Being able to do both 401(k) and wealth management work provides a natural referral system for new business. For instance, a business-owner wealth management client may need help managing the company 401(k) plan, and vice versa. 401(k) participants also represent a captive audience of potential retail customers — for the vast majority, a 401(k) adviser will be the only financial adviser with whom they ever come in contact.
The ultimate goal is to engage 401(k) participants, from the highly compensated C-suite executives through the rank-and-file employees, by offering in-plan financial advice. That allows advisers and broker-dealers to potentially capture both retirement and other household assets.
"To me that will be the battleground over the next 10 years," said Dick Darian, CEO at consulting firm The Wise Rhino Group.
Broker-dealers aren't the only group to recognize the opportunity. Many retirement-focused aggregator firms, which acquire advisory shops specialized in the 401(k) market, are aggressively building out their wealth management capabilities. Record-keepers are building out financial-wellness services to address participants' financial issues, in some cases giving them the opportunity to buy in-house retail products like insurance. And, in a sign of the times, a private-equity firm bought 401(k)-focused managed account provider Financial Engines for $3 billion last year and merged it with Edelman Financial Services, a retail advisory firm.
The result will be fewer rollovers from 401(k) plans to retail accounts as more investors keep their money in plan or with the 401(k) adviser, Mr. Darian said. That's significant because in the past, a rollover event is historically where many brokers and advisers have gotten new business.
While executives see the opportunity, they concede that firms haven't yet succeeded in capitalizing.
Jon Anderson, head of retirement plan solutions at Cetera Financial Group, said he was recently addressing a room of 150 401(k) investors, all making roughly $150,000-$200,000, and asked how many had ever been contacted by their plan's 401(k) adviser. Only two raised their hands.
"I don't know exactly why that's happening, but I know it's happening at scale out there and the participants are just not getting that connection," Mr.
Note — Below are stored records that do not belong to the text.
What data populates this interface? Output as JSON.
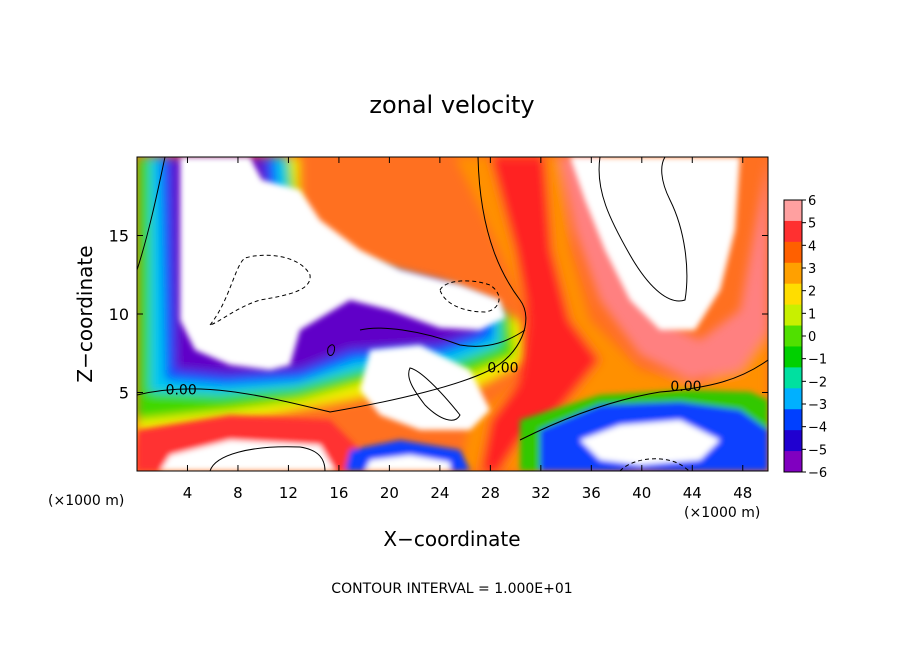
{
  "chart_data": {
    "type": "heatmap",
    "title": "zonal velocity",
    "xlabel": "X−coordinate",
    "ylabel": "Z−coordinate",
    "x_units_left": "(×1000 m)",
    "x_units_right": "(×1000 m)",
    "footer": "CONTOUR INTERVAL = 1.000E+01",
    "xlim": [
      0,
      50
    ],
    "ylim": [
      0,
      20
    ],
    "x_ticks": [
      4,
      8,
      12,
      16,
      20,
      24,
      28,
      32,
      36,
      40,
      44,
      48
    ],
    "y_ticks": [
      5,
      10,
      15
    ],
    "contour_labels": [
      {
        "text": "0.00",
        "x": 3.5,
        "y": 5.2
      },
      {
        "text": "0.00",
        "x": 29,
        "y": 6.6
      },
      {
        "text": "0.00",
        "x": 43.5,
        "y": 5.4
      }
    ],
    "colorbar": {
      "labels": [
        "6",
        "5",
        "4",
        "3",
        "2",
        "1",
        "0",
        "−1",
        "−2",
        "−3",
        "−4",
        "−5",
        "−6"
      ],
      "colors": [
        "#ffa0a0",
        "#ff3030",
        "#ff6000",
        "#ffa000",
        "#ffdd00",
        "#c8f000",
        "#50e000",
        "#00d000",
        "#00e0a0",
        "#00b0ff",
        "#0040ff",
        "#2000d0",
        "#8000c0"
      ]
    },
    "scene": {
      "background": "#ffffff",
      "regions": [
        {
          "name": "purple-band-left",
          "color": "#7a00c0",
          "kind": "fill"
        },
        {
          "name": "navy-band-left",
          "color": "#2200d8",
          "kind": "fill"
        },
        {
          "name": "blue-band-left",
          "color": "#0050ff",
          "kind": "fill"
        },
        {
          "name": "cyan-band-left",
          "color": "#00c8f0",
          "kind": "fill"
        },
        {
          "name": "green-band-left",
          "color": "#00d000",
          "kind": "fill"
        },
        {
          "name": "yellow-band-left",
          "color": "#e8f000",
          "kind": "fill"
        },
        {
          "name": "red-band-center",
          "color": "#ff1818",
          "kind": "fill"
        },
        {
          "name": "orange-band-center",
          "color": "#ff8000",
          "kind": "fill"
        },
        {
          "name": "pink-band-right",
          "color": "#ff8888",
          "kind": "fill"
        },
        {
          "name": "white-core",
          "color": "#ffffff",
          "kind": "fill"
        }
      ]
    }
  }
}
Anderson said.
"Whoever does that best and first, I think, is going to be a leader in the marketplace," he said.
There are some challenges to tackling the issue.
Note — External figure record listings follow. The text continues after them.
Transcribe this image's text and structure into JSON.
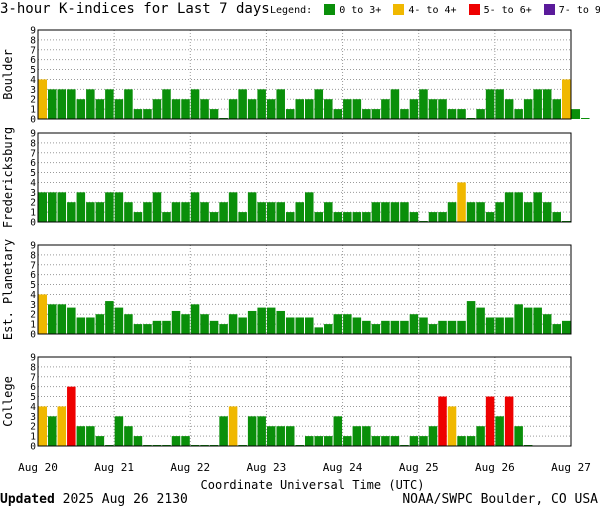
{
  "title": "3-hour K-indices for Last 7 days",
  "legend": {
    "label": "Legend:",
    "items": [
      {
        "label": "0 to 3+",
        "color": "#0a8f0a"
      },
      {
        "label": "4- to 4+",
        "color": "#f0b800"
      },
      {
        "label": "5- to 6+",
        "color": "#ee0000"
      },
      {
        "label": "7- to 9",
        "color": "#5a1a9a"
      }
    ]
  },
  "footer": {
    "updated_label": "Updated",
    "updated_value": "2025 Aug 26 2130",
    "credit": "NOAA/SWPC Boulder, CO USA"
  },
  "chart_data": {
    "type": "bar",
    "xlabel": "Coordinate Universal Time (UTC)",
    "x_ticks": [
      "Aug 20",
      "Aug 21",
      "Aug 22",
      "Aug 23",
      "Aug 24",
      "Aug 25",
      "Aug 26",
      "Aug 27"
    ],
    "ylim": [
      0,
      9
    ],
    "y_ticks": [
      0,
      1,
      2,
      3,
      4,
      5,
      6,
      7,
      8,
      9
    ],
    "grid": true,
    "color_thresholds": [
      {
        "min": 0,
        "max": 3.99,
        "color": "#0a8f0a"
      },
      {
        "min": 4,
        "max": 4.99,
        "color": "#f0b800"
      },
      {
        "min": 5,
        "max": 6.99,
        "color": "#ee0000"
      },
      {
        "min": 7,
        "max": 9,
        "color": "#5a1a9a"
      }
    ],
    "panels": [
      {
        "name": "Boulder",
        "values": [
          4,
          3,
          3,
          3,
          2,
          3,
          2,
          3,
          2,
          3,
          1,
          1,
          2,
          3,
          2,
          2,
          3,
          2,
          1,
          0,
          2,
          3,
          2,
          3,
          2,
          3,
          1,
          2,
          2,
          3,
          2,
          1,
          2,
          2,
          1,
          1,
          2,
          3,
          1,
          2,
          3,
          2,
          2,
          1,
          1,
          0,
          1,
          3,
          3,
          2,
          1,
          2,
          3,
          3,
          2,
          4,
          1,
          0
        ]
      },
      {
        "name": "Fredericksburg",
        "values": [
          3,
          3,
          3,
          2,
          3,
          2,
          2,
          3,
          3,
          2,
          1,
          2,
          3,
          1,
          2,
          2,
          3,
          2,
          1,
          2,
          3,
          1,
          3,
          2,
          2,
          2,
          1,
          2,
          3,
          1,
          2,
          1,
          1,
          1,
          1,
          2,
          2,
          2,
          2,
          1,
          0,
          1,
          1,
          2,
          4,
          2,
          2,
          1,
          2,
          3,
          3,
          2,
          3,
          2,
          1,
          0
        ]
      },
      {
        "name": "Est. Planetary",
        "values": [
          4,
          3,
          3,
          2.67,
          1.67,
          1.67,
          2,
          3.33,
          2.67,
          2,
          1,
          1,
          1.33,
          1.33,
          2.33,
          2,
          3,
          2,
          1.33,
          1,
          2,
          1.67,
          2.33,
          2.67,
          2.67,
          2.33,
          1.67,
          1.67,
          1.67,
          0.67,
          1,
          2,
          2,
          1.67,
          1.33,
          1,
          1.33,
          1.33,
          1.33,
          2,
          1.67,
          1,
          1.33,
          1.33,
          1.33,
          3.33,
          2.67,
          1.67,
          1.67,
          1.67,
          3,
          2.67,
          2.67,
          2,
          1,
          1.33
        ]
      },
      {
        "name": "College",
        "values": [
          4,
          3,
          4,
          6,
          2,
          2,
          1,
          0,
          3,
          2,
          1,
          0,
          0,
          0,
          1,
          1,
          0,
          0,
          0,
          3,
          4,
          0,
          3,
          3,
          2,
          2,
          2,
          0,
          1,
          1,
          1,
          3,
          1,
          2,
          2,
          1,
          1,
          1,
          0,
          1,
          1,
          2,
          5,
          4,
          1,
          1,
          2,
          5,
          3,
          5,
          2,
          0
        ]
      }
    ]
  }
}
One primary challenge: figuring out ways to mitigate corporate risk across thousands of advisers who may be doing retirement-plan business but most likely are not specialists. Many wirehouse and independent brokerages in recent months and years have offered options to relatively inexperienced 401(k) advisers interested in working with retirement plans; such services give responsibility for fiduciary investment management to the home office rather than the adviser to help control risk.
Scaling financial advice for all plan participants also becomes a drain on advisers' time and resources, which many executives see as a reason to implement technology as one part of the equation. Changing advisers' mindsets toward more of a long-term asset-gathering framework is also tough, they said, since 401(k) participants are not the wealthiest of clients.
"This isn't an immediate game. You need to build a pipeline of people who are going to build wealth over time," said Christina Marschinke, senior vice president, retirement partners, LPL Financial. "That's going to change and I don't think that's been the mindset of advisers two years ago, three years ago, five years ago."
Some brokerage firms have taken concrete steps to build an infrastructure to support the convergence of wealth and retirement.
David Curylo, a pension consultant at MML Investor Services, who works with the firm's roughly 9,000 advisers on retirement-plan issues, said the broker-dealer is looking at tiering advisory firms and advisers based on their book of business and recent sales to identify their quantity of retirement business.
Ultimately, the firm's goal is to have an identified retirement-plan specialist in each firm considered to be a "two-plan Tony," or one with only a handful of 401(k) plan clients.
Fred Barstein, founder and CEO of The Retirement Advisor University, said it's imperative for broker-dealers to find a way to support these advisers dabbling in the 401(k) business from the point of getting more small-business employees access to a 401(k) plan, since more experienced advisers tend to focus on larger plans.
"I think it is that wealth management adviser, the dabbler, the one who maybe doesn't have that billion-dollar book, we've got to help them, we've got to enable them," Mr. Barstein said. "They're the future."